Алеку молчал, обреченно опустив взгляд. Наступила тишина, и в молчании Альрауны Алеку Деляну, который некоторое время назад перестал быть Алеку Деляну, попытался прислушаться к биению собственного сердца, но тщетно. Итак, можно сделать вывод, что в тот самый миг писатель Алеку Деляну и начал умирать.
Человек с головой коня подал знак крысам, которые держали писателя крепкой хваткой, и повернул обратно во тьму больничной палаты, прекрасно понимая, что Алеку не скрыться и некуда бежать, ведь он уже скрылся, но путь его лежал не наружу, а внутрь. Алеку Деляну уже шел, измученный жаждой и усталый, по иссохшим равнинам своего духа, и неустанно жаждал, но не воды, и безгранично устал, но не от жизни, а от чего-то другого, но чем оно было, это другое, он не знал, и из-за этого сильнее всего печалился в пустоши своей души.

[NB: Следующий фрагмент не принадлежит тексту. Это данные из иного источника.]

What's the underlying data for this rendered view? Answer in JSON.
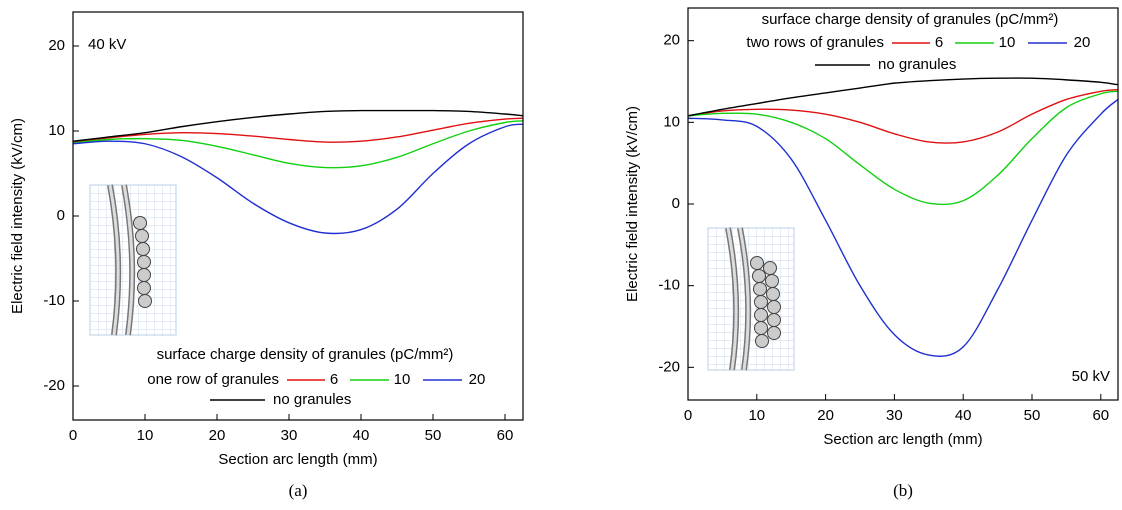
{
  "chart_data": [
    {
      "type": "line",
      "caption": "(a)",
      "annotation": "40 kV",
      "legend": "lower center",
      "legend_title": "surface charge density of granules (pC/mm²)",
      "legend_group_label": "one row of granules",
      "xlabel": "Section arc length (mm)",
      "ylabel": "Electric field intensity (kV/cm)",
      "xlim": [
        0,
        62.5
      ],
      "ylim": [
        -24,
        24
      ],
      "xticks": [
        0,
        10,
        20,
        30,
        40,
        50,
        60
      ],
      "yticks": [
        -20,
        -10,
        0,
        10,
        20
      ],
      "x": [
        0,
        5,
        10,
        15,
        20,
        25,
        30,
        35,
        40,
        45,
        50,
        55,
        60,
        62.5
      ],
      "series": [
        {
          "name": "6",
          "color": "#e01010",
          "values": [
            8.7,
            9.2,
            9.6,
            9.8,
            9.7,
            9.4,
            9.0,
            8.7,
            8.8,
            9.3,
            10.1,
            10.9,
            11.4,
            11.5
          ]
        },
        {
          "name": "10",
          "color": "#10d010",
          "values": [
            8.6,
            9.0,
            9.1,
            8.9,
            8.2,
            7.2,
            6.2,
            5.7,
            5.9,
            6.9,
            8.5,
            10.0,
            11.0,
            11.2
          ]
        },
        {
          "name": "20",
          "color": "#2030d0",
          "values": [
            8.5,
            8.8,
            8.5,
            7.0,
            4.5,
            1.5,
            -0.8,
            -2.0,
            -1.6,
            0.8,
            5.0,
            8.5,
            10.5,
            10.8
          ]
        },
        {
          "name": "no granules",
          "color": "#000000",
          "values": [
            8.8,
            9.3,
            9.8,
            10.5,
            11.1,
            11.6,
            12.0,
            12.3,
            12.4,
            12.4,
            12.4,
            12.3,
            12.0,
            11.8
          ]
        }
      ]
    },
    {
      "type": "line",
      "caption": "(b)",
      "annotation": "50 kV",
      "legend": "upper center",
      "legend_title": "surface charge density of granules (pC/mm²)",
      "legend_group_label": "two rows of granules",
      "xlabel": "Section arc length (mm)",
      "ylabel": "Electric field intensity (kV/cm)",
      "xlim": [
        0,
        62.5
      ],
      "ylim": [
        -24,
        24
      ],
      "xticks": [
        0,
        10,
        20,
        30,
        40,
        50,
        60
      ],
      "yticks": [
        -20,
        -10,
        0,
        10,
        20
      ],
      "x": [
        0,
        5,
        10,
        15,
        20,
        25,
        30,
        35,
        40,
        45,
        50,
        55,
        60,
        62.5
      ],
      "series": [
        {
          "name": "6",
          "color": "#e01010",
          "values": [
            10.8,
            11.4,
            11.6,
            11.5,
            11.0,
            10.0,
            8.6,
            7.6,
            7.6,
            8.8,
            11.0,
            12.8,
            13.8,
            14.0
          ]
        },
        {
          "name": "10",
          "color": "#10d010",
          "values": [
            10.8,
            11.1,
            11.0,
            10.0,
            8.0,
            4.8,
            1.8,
            0.1,
            0.4,
            3.5,
            8.0,
            11.8,
            13.5,
            13.8
          ]
        },
        {
          "name": "20",
          "color": "#2030d0",
          "values": [
            10.5,
            10.3,
            9.5,
            5.5,
            -2.0,
            -10.0,
            -16.0,
            -18.5,
            -17.5,
            -10.5,
            -2.0,
            6.0,
            11.0,
            12.8
          ]
        },
        {
          "name": "no granules",
          "color": "#000000",
          "values": [
            10.8,
            11.6,
            12.3,
            13.0,
            13.6,
            14.2,
            14.8,
            15.1,
            15.3,
            15.4,
            15.4,
            15.2,
            14.9,
            14.6
          ]
        }
      ]
    }
  ]
}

Беспамятство накатывало волнами, и то и дело он видел будто со стороны, как его несут по платформам и проулкам, по канавам и аллеям, к месту одновременно чужому и знакомому. Он увидел, как его бросили на землю за стенами Альрауны, подкатили к зловонной выгребной яме, а потом – пнув крысиными ногами, так похожими на человеческие, – скинули в черную бездну. Он видел, как медленно и легко погружается, словно в крысином сне, в скверну земную, в экскременты и жидкости, раньше принадлежавшие живым, а наверху, через вырезанный в небесах круг, видел крысолюдов, склонившихся над выгребной ямой, один был старше прочих, другой святее, третий умнее, а потом они все повернулись спиной, присели на корточки на краю, и из дырки в каждом заду вывалилось по длинной и толстой какашке прямо во тьму, которая его постепенно поглощала, пока не сожрала целиком.
Случилось это в одиннадцатый день месяца кузнеца пятьсот семьдесят четвертого года эпохи Третьего града.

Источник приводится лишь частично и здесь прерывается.